Face à une menace sanitaire inédite, les autorités ont dû transformer les comportements sociaux. Les mesures de distanciation et de confinement ont exigé une stratégie de communication persuasive. L’objectif était d’obtenir l’adhésion populaire aux recommandations sanitaires. Cette situation a mis en lumière les mécanismes subtils de la propagande contemporaine. Au Québec, par exemple, la campagne « #Propage l’info, pas le virus » a mobilisé des influenceurs populaires auprès des jeunes, contournant ainsi les voies de communication conventionnelles. Les conférences de presse quotidiennes et les initiatives comme « Vérifiez… avant de partager » témoignaient d’une volonté d’engager activement la population dans la lutte contre la désinformation.

L’objectif des communications gouvernementales avait clairement pour but de susciter l’approbation pour les mesures sanitaires. Bien qu’orientant les comportements – caractéristique intrinsèque de la propagande – ces messages poursuivaient un objectif de santé publique légitime. L’influence exercée par des personnalités reconnues, comme les hommes politiques, les spécialistes en santé publique ou même les leaders d’opinion, relève d’une méthode traditionnelle de manipulation, exacerbée dans un climat d’insécurité et d’appréhension.

En parallèle, des mouvements dissidents ont mis au point leur propre arsenal de propagande. Dès les premiers mois de la pandémie, des récits conspirationnistes ont proliféré, proposant des explications alternatives à la version officielle : pandémie préméditée contre Donald Trump, arme biologique chinoise, implications fantasmées de Bill Gates ou de George Soros. Toutes ces narrations visaient sciemment à semer la défiance envers les institutions. Les réseaux sociaux ont grandement contribué à la propagation de ces histoires. En tirant parti de l’insécurité sociale et des lacunes initiales des connaissances scientifiques, ces plateformes ont permis une propagation rapide des informations. 
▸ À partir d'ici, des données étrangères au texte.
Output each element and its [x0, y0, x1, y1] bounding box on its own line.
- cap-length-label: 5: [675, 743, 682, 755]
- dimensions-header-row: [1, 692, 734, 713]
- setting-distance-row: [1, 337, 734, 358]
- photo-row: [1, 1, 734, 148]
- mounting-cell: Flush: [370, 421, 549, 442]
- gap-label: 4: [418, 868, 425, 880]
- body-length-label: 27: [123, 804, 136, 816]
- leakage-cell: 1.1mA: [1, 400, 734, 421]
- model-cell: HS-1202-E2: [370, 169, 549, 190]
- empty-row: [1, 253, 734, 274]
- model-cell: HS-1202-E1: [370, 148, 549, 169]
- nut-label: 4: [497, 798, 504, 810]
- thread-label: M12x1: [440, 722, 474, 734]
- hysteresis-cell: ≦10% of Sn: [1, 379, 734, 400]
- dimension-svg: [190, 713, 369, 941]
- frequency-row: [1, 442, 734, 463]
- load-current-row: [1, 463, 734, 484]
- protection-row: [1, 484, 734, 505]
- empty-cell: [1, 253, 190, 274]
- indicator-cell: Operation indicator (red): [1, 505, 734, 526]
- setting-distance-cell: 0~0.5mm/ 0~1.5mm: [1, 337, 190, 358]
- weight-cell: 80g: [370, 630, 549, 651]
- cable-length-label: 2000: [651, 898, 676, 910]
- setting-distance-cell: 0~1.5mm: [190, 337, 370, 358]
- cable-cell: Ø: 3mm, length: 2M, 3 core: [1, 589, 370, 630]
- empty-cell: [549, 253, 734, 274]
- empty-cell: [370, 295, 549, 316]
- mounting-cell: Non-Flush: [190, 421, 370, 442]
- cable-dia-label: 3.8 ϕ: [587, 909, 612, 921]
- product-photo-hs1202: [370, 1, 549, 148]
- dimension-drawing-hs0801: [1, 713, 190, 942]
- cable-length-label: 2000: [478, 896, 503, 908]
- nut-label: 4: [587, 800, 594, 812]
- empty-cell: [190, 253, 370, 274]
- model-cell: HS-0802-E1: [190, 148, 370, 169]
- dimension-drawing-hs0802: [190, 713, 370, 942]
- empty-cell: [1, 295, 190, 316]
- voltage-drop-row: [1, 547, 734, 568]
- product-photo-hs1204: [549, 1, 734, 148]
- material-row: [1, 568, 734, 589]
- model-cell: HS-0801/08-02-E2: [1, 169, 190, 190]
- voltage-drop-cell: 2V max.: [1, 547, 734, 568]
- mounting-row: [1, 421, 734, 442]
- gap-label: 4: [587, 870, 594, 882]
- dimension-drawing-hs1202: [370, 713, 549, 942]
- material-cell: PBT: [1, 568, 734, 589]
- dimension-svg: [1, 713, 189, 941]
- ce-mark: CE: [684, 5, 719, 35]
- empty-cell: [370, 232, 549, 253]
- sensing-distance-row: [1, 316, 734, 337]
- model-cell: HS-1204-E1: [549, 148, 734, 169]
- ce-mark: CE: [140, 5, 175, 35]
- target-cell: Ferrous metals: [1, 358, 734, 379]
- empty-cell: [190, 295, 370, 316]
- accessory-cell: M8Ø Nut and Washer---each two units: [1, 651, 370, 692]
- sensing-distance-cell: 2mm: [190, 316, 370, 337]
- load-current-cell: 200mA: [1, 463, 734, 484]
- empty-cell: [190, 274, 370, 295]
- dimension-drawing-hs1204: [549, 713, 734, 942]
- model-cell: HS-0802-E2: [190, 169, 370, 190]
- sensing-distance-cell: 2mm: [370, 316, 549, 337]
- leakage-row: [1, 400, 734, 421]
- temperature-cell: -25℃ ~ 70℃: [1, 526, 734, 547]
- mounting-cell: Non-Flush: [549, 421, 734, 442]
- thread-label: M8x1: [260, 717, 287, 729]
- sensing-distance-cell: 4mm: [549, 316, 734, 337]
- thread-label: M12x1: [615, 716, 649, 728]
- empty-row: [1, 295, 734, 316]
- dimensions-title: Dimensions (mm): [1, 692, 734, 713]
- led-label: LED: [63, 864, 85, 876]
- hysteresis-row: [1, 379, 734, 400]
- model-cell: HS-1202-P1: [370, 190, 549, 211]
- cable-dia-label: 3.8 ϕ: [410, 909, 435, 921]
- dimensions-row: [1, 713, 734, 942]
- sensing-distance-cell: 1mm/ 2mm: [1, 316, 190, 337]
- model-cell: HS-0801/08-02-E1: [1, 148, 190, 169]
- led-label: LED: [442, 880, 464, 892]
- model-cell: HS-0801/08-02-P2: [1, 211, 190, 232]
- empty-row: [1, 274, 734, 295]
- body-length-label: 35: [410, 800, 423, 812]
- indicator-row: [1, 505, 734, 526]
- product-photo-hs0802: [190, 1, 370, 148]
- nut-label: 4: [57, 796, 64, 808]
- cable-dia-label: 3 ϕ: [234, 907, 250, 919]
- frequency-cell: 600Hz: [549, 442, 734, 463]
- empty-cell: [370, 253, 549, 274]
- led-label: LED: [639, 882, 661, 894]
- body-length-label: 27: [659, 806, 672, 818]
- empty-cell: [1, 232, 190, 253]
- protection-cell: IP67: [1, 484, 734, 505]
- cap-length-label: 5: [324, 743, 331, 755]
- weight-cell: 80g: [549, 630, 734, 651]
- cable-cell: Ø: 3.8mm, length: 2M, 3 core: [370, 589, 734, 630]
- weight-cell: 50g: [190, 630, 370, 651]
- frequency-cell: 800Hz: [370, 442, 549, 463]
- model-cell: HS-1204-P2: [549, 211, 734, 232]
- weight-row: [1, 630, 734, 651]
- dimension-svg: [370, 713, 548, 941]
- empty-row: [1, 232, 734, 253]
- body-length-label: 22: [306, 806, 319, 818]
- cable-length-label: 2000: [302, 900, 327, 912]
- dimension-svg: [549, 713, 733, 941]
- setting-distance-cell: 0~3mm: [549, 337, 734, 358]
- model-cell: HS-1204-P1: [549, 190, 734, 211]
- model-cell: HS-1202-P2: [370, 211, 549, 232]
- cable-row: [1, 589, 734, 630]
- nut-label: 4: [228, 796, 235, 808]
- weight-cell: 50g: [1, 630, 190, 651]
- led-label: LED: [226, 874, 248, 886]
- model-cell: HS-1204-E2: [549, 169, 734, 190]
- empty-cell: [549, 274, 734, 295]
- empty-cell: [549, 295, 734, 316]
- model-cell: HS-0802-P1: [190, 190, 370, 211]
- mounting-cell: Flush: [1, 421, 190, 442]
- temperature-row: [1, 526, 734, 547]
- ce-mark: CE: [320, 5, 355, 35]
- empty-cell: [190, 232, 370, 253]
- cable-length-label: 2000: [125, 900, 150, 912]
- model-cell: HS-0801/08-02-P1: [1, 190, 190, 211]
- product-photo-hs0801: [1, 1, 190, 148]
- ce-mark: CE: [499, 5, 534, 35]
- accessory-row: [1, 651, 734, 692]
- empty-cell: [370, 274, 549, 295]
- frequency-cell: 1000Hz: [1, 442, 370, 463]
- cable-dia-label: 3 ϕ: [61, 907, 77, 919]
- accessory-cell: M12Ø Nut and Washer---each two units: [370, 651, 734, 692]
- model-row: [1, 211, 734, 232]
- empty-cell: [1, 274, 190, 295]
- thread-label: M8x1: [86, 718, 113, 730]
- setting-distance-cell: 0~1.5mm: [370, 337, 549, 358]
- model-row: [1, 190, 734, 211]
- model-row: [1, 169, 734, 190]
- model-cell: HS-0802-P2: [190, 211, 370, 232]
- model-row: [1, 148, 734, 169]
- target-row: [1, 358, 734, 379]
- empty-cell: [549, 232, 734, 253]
  Somme toute, la crise sanitaire mondiale du COVID-19 a mis en évidence la sophistication des mécanismes actuels de manipulation de l’opinion. Un paysage médiatique caractérisé par une lutte entre des récits rivaux, dans lequel la vérité est transformée en outil de puissance et de perception sociale. Entre l’instrumentalisation et la nécessité collective, la propagande est un concept complexe, qui reflète les tensions inhérentes à nos démocraties modernes.

Conclusion

En conclusion, l’analyse de la couverture médiatique de trois événements historiques marquants du Québec, soit la Seconde Guerre mondiale, la crise d’Octobre et le référendum de 1995, montre qu’il y a eu une propagande organisée et structurée de la part des gouvernements canadien et québécois. Cette propagande, qui se manifeste par divers moyens, ne se limite pas à la diffusion de mensonges. Elle consiste plutôt à manipuler les informations divulguées pour favoriser un programme politique, soulignant ainsi l’importance d’une presse libre et indépendante. En effet, ces médias sont essentiels au bon fonctionnement de notre système démocratique, puisqu’ils occupent une place centrale dans l’espace public.